Проклятье! Все коту под хвост. Все насмарку. Дело всей жизни…
Голоса, откуда эти голоса?
Он медленно повернул голову, подслеповато щурясь на свет.
Увиденное заставило его зарыдать от ужаса.
Зараженные выходили, выбегали, выползали из камер. Падали стойки с капельницами, разбрызгивая разноцветное содержимое трубок по снегу белой плитки пола. Слышался смех, в котором радость перемешалась с безумием. Оставляя за собой липкие следы, страшные существа отбрасывали свои покрывала, вставали и шли в сторону единственной непрозрачной двери в этом зале.
Зараза рвалась на свободу.
— А кто это тут у насссс?.. — просипела стройная светловолосая женщина, лицо которой расплывалось перед стариковскими глазами.
Застонав, Померанцев снова попытался встать.
— Лежите-лежите, больной, — хихикнуло создание, приближаясь. — Любуйтесь на дело рук своих, вы ведь здесь так любите на всех и на все смотреть. Изучать. Исследовать!
Старик, бессознательно пытаясь защититься, выставил перед собой раненую руку.
— Ну что же вы, доктор… — сладострастно прошипело чудовище, отодвигая хилую преграду и наклоняясь к нему. — Давайте-ка мы вас осмотрим…
Блондинка прижалась к нему ртом и одним движением челюстей откусила Померанцеву губы.
16
— Черт, Иваныч прикончит нас, Тема, если узнает что случилось…
Тема попытался что-то ответить, но очередной приступ рвоты заставил быстро отвернуться и опустить голову едва ли не в самый унитаз.
Мишу самого чуть не стошнило от этих звуков. Он прислонился к стене, ткнувшись затылком в выложенную кафелем холодную поверхность. Зажмурился было, но перед глазами тут же возникло это сочащееся слизью, покрытое язвами нечто. К горлу подкатило так, что ему пришлось до боли сжать кулаки и стиснуть зубы, чтобы перебороть приступ.
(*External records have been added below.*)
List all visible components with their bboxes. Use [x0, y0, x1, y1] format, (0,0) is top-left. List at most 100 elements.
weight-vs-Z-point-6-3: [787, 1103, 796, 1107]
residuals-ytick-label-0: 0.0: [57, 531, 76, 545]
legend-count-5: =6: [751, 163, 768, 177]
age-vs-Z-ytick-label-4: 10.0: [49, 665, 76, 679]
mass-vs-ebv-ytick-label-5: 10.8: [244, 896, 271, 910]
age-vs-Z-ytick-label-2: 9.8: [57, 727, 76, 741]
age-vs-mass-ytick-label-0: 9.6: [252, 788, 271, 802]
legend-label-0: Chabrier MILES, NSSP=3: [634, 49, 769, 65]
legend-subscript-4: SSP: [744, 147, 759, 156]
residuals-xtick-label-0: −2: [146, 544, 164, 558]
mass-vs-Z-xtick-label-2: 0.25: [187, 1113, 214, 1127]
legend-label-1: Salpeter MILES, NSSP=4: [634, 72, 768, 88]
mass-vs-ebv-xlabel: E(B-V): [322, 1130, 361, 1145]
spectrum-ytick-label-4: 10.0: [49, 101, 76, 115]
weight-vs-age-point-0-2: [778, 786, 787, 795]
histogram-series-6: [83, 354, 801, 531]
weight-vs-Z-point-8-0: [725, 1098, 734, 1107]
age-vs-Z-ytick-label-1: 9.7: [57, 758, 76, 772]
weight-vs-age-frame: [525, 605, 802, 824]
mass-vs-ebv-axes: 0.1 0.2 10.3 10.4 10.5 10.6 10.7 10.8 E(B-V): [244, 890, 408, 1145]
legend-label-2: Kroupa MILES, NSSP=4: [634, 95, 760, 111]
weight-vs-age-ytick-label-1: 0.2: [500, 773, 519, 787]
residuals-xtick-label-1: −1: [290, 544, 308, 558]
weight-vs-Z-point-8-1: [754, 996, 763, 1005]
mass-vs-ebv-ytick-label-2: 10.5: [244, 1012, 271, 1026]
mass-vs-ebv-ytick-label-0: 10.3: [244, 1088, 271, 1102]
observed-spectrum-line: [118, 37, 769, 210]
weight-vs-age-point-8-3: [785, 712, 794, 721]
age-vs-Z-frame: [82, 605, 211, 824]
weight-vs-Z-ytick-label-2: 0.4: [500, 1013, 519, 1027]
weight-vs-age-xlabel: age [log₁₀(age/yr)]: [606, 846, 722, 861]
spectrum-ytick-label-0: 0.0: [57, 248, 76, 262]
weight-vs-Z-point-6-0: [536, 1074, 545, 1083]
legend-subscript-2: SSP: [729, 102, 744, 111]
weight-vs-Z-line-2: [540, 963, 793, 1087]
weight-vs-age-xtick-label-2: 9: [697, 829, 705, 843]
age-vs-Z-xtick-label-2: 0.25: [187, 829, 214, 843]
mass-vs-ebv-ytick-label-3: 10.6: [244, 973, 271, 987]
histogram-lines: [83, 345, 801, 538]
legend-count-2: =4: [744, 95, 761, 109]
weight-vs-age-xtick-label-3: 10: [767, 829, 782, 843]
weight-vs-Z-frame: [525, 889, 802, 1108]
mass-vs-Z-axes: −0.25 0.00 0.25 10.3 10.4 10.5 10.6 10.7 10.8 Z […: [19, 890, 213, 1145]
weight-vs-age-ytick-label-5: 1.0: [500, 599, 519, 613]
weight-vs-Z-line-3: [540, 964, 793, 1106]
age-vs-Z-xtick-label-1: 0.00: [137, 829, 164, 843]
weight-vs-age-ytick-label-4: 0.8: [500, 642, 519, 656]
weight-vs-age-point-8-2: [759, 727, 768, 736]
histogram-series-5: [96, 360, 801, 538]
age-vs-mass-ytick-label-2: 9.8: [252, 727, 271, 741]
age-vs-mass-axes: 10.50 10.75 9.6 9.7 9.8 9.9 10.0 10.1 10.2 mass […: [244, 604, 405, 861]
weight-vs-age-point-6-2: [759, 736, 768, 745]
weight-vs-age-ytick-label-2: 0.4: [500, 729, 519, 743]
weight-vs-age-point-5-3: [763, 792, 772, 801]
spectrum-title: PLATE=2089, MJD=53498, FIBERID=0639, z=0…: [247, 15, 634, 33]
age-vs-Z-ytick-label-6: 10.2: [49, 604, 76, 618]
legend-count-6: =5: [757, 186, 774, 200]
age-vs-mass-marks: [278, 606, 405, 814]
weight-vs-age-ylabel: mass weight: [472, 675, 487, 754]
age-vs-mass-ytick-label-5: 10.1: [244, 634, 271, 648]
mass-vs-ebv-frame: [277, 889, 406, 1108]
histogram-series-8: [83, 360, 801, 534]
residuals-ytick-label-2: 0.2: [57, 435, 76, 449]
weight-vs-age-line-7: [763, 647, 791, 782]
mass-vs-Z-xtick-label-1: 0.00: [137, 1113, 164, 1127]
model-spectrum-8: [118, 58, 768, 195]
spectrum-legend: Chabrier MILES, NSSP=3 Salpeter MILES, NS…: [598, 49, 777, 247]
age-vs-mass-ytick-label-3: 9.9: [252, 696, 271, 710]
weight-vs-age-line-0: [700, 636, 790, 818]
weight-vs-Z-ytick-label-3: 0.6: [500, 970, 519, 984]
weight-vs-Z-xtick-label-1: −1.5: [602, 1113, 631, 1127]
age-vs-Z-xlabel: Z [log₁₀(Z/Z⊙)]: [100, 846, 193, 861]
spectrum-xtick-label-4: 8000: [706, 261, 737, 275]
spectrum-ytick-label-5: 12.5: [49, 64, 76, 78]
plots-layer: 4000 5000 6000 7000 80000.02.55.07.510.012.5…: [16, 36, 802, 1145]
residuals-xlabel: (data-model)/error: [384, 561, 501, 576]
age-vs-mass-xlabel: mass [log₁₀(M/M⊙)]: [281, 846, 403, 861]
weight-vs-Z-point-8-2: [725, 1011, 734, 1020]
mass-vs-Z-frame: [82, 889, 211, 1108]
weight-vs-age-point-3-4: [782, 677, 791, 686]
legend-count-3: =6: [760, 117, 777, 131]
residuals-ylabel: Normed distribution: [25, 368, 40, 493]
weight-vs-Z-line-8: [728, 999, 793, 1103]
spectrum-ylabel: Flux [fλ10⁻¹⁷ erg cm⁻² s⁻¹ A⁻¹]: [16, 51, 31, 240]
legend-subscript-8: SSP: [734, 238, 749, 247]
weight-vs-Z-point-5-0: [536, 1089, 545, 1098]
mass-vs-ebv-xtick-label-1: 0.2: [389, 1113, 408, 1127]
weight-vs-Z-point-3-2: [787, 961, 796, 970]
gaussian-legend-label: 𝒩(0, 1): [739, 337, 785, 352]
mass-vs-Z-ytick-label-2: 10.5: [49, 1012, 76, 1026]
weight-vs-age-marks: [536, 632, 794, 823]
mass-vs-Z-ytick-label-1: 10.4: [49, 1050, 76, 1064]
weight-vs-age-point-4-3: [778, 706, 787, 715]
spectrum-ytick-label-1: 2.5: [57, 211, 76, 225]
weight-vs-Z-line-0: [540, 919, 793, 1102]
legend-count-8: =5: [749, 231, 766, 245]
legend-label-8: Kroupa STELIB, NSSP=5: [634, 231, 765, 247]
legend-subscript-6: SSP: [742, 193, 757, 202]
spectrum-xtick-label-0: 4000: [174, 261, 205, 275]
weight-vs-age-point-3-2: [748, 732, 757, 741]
— Ч-черт… — снова сорвалось с губ.
Закончив, Тема даже не смог подняться с колен. Он просто устало уселся у унитаза, прямо на задницу. На подбородке и гимнастерке остались влажные следы рвоты.
— Не бзди, Мишаня… Бог не выдаст, свинья… не съест… — он закашлялся, скривившись от отвращения при слове «съест», потом снова взглянул на приятеля и продолжил, с трудом выговаривая слова:
— Не должен Иваныч узнать… Никак не должен. Кто скажет? Ты, я?
— Митрич…
— Хер там! Будет молчать в тряпочку, и ты сам знаешь почему…
— А журналистка?!
— А что — журналистка?.. как будто она что понимает… Да и то, не проблема, даже если и поняла. Иваныч ей все равно не поверит…
— А если поверит?
— А если поверит, сделаем так, чтобы говорить разучилась… скоропостижно…
Миша тихо застонал.
— Нет, Иваныч нас точно убьет…
— Успокойся! В крайнем случае люлей даст хороших нам твой Иваныч… что ж он, зверь совсем что ли?